To characterize global seismic activity accurately, monitoring systems require the onset times and amplitudes of specific seismic phase arrivals in observed waveform data. However, phase amplitudes remain difficult to measure automatically, with current methods achieving only 64% accuracy and leaving 36% of windows to manual correction by experts, creating a major real-time bottleneck in seismic monitoring workflows. To address this limitation, we introduce two knowledge-driven deep learning systems that learn expert decision-making patterns from analyst-corrected seismic data, thus improving automated amplitude measurement. Our approach leverages a U-Net architecture and a novel hybrid loss function that encodes expert preferences for pixel accuracy, shape regularity, and temporal consistency in amplitude window selection. We evaluated 80,648 seismic signal windows to assess the capabilities of our deep learning models. The models achieved substantially higher accuracy in amplitude measurement than traditional rule-based systems.

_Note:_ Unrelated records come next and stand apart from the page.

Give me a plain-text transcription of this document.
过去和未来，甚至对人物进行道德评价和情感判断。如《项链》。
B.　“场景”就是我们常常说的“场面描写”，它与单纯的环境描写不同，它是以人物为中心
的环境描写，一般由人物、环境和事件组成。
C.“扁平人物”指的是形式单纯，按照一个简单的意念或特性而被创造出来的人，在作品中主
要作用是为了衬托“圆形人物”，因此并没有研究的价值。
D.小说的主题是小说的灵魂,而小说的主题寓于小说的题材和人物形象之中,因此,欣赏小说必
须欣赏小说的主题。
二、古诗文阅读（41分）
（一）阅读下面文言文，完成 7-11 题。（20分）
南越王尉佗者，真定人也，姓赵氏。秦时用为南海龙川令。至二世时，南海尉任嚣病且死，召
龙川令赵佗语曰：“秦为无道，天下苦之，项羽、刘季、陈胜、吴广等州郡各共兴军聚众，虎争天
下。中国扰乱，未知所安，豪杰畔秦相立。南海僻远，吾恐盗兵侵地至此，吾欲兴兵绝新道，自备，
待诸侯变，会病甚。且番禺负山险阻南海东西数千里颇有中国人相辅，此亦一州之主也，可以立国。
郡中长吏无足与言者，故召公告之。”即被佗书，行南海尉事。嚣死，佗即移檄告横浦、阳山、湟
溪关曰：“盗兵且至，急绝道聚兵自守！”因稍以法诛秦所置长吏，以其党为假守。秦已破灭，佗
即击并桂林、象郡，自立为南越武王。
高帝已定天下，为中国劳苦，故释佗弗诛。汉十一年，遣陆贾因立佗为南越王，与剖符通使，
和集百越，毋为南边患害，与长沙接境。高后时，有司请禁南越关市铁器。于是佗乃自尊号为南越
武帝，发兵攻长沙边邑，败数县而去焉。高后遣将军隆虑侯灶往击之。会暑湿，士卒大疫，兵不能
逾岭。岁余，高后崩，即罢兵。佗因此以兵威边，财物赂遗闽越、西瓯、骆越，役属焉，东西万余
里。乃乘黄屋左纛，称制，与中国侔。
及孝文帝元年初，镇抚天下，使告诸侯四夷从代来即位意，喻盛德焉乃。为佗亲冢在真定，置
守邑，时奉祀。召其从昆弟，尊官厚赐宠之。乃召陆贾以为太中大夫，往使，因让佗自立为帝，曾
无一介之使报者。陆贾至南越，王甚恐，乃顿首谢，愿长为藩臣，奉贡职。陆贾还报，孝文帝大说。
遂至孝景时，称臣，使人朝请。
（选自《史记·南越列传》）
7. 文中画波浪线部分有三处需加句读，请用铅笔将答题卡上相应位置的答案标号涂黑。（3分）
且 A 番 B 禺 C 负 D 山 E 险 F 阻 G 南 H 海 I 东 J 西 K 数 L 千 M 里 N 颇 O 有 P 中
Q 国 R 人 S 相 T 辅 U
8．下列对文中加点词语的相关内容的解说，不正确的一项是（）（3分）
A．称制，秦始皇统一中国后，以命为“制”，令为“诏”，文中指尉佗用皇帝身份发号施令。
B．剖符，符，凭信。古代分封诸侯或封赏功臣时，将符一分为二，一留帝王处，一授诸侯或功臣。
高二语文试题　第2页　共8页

When their outputs diverged from analyst-selected labels, we observed considerable variability among analysts, highlighting the subjective nature of the task. However, independent seismologists showed a strong preference for our model outputs. These findings suggest that our deep learning models successfully capture expert decision-making patterns, demonstrating effective knowledge transfer in an inherently subjective domain.